RATIGAN: You were - you were going to keep going?
LEVITT: I'm saying that these are a few of the issues that have to be addressed. I think that, in addition to that, corporate America has got to change the way their boards are structured in terms of independence. I think we have to consider very seriously about requiring publicly owned companies to include at least 50 percent of their board coming from independent directors, rather than the present system of requiring only perhaps three.
RATIGAN: Talk to me about realistically, Arthur, what, if any of what you just described, will actually occur, from the accounting oversight, to conflict on the research side, down the line.
LEVITT: I think a lot of it will. This is an unprecedented business scandal. Occurring at a time when the market has declined so precipitously, the public is very, very engaged in this issue. I think there's never been a better time to redo the way we derive accounting standards, to redo the way we supervise the auditors. For years, American business has been working at managing the numbers in ways which have been deceptive to the American public.
RATIGAN: Correct me, if I'm wrong, Arthur, but what you're suggesting would imply that what happened at Enron was not simply the work of a few executives that had concocted a scheme of sorts, but at least an implicit consent by a large number of people to allow this to occur?
LEVITT: I think that's true, Dylan. I think that this represents the culmination of years of effort on the part of individuals and corporations and others to kind of move us towards the edge of the envelope, and, in doing that, deceiving the public by failing to observe some of the basic protections that are part of what has made our system so great.
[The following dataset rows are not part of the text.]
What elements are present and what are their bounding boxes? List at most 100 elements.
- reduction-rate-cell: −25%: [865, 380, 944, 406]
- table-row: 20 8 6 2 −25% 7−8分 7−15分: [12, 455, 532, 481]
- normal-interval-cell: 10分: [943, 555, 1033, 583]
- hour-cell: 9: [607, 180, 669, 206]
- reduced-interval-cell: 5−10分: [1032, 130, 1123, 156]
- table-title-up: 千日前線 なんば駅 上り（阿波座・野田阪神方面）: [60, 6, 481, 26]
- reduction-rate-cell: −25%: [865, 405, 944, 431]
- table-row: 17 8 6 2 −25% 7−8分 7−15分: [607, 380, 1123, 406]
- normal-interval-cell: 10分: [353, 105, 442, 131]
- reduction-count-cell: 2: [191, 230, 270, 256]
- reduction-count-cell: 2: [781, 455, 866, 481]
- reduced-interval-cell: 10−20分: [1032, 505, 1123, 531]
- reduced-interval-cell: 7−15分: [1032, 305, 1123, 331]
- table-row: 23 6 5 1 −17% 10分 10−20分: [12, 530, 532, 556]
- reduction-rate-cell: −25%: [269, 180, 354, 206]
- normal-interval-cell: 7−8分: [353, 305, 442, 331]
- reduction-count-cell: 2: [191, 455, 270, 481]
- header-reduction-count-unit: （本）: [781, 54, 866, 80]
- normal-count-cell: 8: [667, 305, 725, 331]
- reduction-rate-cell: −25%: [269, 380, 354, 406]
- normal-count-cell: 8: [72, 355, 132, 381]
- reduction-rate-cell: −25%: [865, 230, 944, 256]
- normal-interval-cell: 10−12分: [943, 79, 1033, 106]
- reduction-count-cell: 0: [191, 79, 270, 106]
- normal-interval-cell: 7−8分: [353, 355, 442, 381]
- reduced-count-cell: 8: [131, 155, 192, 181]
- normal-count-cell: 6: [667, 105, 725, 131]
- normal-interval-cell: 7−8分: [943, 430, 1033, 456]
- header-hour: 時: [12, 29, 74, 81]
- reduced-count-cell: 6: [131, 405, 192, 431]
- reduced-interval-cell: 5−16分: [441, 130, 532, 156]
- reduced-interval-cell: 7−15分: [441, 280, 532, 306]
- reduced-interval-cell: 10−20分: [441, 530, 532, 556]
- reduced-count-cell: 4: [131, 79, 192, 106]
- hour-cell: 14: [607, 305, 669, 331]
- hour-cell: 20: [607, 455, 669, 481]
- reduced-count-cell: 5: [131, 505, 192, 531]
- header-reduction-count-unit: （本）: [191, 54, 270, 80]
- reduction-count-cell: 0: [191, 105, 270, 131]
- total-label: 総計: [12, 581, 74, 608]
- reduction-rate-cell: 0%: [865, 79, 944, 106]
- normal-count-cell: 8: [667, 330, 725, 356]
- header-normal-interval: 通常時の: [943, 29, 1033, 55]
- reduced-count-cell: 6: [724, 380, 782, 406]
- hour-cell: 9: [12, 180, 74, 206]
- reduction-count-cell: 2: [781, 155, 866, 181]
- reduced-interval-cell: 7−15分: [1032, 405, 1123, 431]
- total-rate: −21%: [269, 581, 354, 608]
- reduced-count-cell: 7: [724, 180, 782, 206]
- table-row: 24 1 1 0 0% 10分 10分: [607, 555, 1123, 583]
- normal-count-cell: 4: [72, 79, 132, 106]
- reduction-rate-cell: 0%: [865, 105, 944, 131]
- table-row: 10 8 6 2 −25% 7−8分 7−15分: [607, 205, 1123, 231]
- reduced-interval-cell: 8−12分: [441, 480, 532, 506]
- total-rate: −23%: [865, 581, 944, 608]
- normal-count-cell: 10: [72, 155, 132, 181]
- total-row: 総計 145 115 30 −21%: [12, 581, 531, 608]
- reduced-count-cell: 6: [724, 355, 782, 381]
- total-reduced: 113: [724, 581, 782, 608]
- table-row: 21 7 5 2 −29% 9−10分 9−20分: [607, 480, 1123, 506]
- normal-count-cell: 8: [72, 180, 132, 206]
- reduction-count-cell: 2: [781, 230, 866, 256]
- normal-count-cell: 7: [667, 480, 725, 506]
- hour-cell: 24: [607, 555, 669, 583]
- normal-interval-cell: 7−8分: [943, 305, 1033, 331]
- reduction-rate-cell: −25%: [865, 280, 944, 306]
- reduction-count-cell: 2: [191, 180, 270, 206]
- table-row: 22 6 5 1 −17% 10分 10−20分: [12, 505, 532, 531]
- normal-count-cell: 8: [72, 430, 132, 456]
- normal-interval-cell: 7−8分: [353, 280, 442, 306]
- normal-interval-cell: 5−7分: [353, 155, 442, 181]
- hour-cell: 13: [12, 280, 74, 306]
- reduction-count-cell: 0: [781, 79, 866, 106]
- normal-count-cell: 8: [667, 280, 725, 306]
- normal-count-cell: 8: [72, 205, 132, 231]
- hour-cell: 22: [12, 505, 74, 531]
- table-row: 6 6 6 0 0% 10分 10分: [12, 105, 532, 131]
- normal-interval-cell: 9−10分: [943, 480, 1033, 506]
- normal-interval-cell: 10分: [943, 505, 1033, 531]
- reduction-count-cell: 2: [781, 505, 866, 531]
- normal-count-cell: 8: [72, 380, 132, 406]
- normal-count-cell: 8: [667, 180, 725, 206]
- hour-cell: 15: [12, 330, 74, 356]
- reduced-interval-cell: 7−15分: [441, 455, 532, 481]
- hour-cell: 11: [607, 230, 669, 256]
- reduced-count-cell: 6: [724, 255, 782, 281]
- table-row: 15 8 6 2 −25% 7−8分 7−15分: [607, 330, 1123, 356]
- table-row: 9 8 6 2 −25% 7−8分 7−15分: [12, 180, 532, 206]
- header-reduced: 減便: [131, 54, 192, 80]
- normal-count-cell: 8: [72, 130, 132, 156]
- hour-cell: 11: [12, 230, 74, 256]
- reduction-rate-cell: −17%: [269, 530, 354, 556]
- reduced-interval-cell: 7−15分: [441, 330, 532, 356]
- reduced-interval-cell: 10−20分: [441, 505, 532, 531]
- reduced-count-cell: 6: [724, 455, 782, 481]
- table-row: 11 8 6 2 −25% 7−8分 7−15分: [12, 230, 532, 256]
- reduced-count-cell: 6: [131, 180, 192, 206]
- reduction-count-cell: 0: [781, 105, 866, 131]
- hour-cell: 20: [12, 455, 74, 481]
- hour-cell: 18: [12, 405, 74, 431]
I think this is a time that we've got to review how standards are set, how rules are established, how oversight proceeds in terms of protecting the public interest. Not ever has the accounting industry focused on the public interest. Rather, their focus has been in terms of protecting their own interests. That's got to be addressed. It's a job for regulators; it's a job for the SEC; it's a job for investors to ask the right questions.